El pasado lunes acudí como todos los días a la Universidad a cumplir con las cátedras que con tanto gusto imparto. Estaba al tanto (no como el presidente) de la convocatoria al paro nacional de mujeres precisamente el día 9 de marzo en protesta por la violencia que a diario padecen, por la indiferencia de la autoridad y en exigencia de un trato igualitario en todos los ámbitos.

La Universidad de León al igual que otras instituciones educativas, empresas y los tres niveles de gobierno, se solidarizó con la causa y oficializó su postura. Las mujeres que quisieran faltar, serían respetadas y no sufrirían perjuicio alguno en el salario. Las estudiantes que no asistan no sería registrada la falta.

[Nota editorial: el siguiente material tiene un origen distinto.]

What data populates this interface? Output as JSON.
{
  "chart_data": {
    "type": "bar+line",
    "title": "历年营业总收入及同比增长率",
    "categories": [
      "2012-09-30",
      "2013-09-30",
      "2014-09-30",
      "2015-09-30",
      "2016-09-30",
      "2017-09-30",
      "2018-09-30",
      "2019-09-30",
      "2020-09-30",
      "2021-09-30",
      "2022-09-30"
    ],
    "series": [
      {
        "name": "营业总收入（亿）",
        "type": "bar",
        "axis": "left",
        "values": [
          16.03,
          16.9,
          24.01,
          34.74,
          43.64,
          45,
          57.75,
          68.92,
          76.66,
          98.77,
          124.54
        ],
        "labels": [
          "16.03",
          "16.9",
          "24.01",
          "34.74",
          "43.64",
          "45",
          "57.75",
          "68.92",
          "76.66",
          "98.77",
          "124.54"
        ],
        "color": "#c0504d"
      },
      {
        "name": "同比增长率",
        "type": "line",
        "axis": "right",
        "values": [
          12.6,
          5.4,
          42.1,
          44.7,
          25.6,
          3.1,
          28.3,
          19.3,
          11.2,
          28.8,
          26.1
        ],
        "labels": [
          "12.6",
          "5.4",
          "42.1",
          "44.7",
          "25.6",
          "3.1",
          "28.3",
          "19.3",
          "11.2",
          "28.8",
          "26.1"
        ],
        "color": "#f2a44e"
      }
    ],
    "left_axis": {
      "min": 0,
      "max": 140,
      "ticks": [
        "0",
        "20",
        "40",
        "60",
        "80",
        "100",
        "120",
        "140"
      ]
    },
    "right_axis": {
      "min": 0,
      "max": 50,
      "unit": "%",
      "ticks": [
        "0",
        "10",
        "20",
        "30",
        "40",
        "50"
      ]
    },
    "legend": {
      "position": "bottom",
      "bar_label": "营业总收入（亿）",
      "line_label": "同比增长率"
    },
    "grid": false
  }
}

Platiqué en diversas ocasiones con mis alumnas y siempre me manifestaron la sensación de intranquilidad en la que viven. La constante sensación de inseguridad y los centenares de ocasiones que han sido acosadas en la calle, en el transporte público. A veces con comentarios que al paso de los años los varones hemos normalizado y que hoy debemos aceptar que está mal, que ya no son aceptables, que son reprobables.

Pues bien, la universidad lució vacía, en silencio. Había una sensación de solidaridad, pero también de reflexión en los rostros y el comportamiento de profesores y alumnos.

Las actividades se paralizaron y así sucedió en todo el país. Qué bueno. Que este movimiento sirva para romper estereotipos, paradigmas y vicios.

Qué bueno también que el tema se discuta, que se visualice el drama y que sea esta generación quien actúe como agente de cambio para consolidar la seguridad y la igualdad en el trato y las oportunidades entre hombres y mujeres.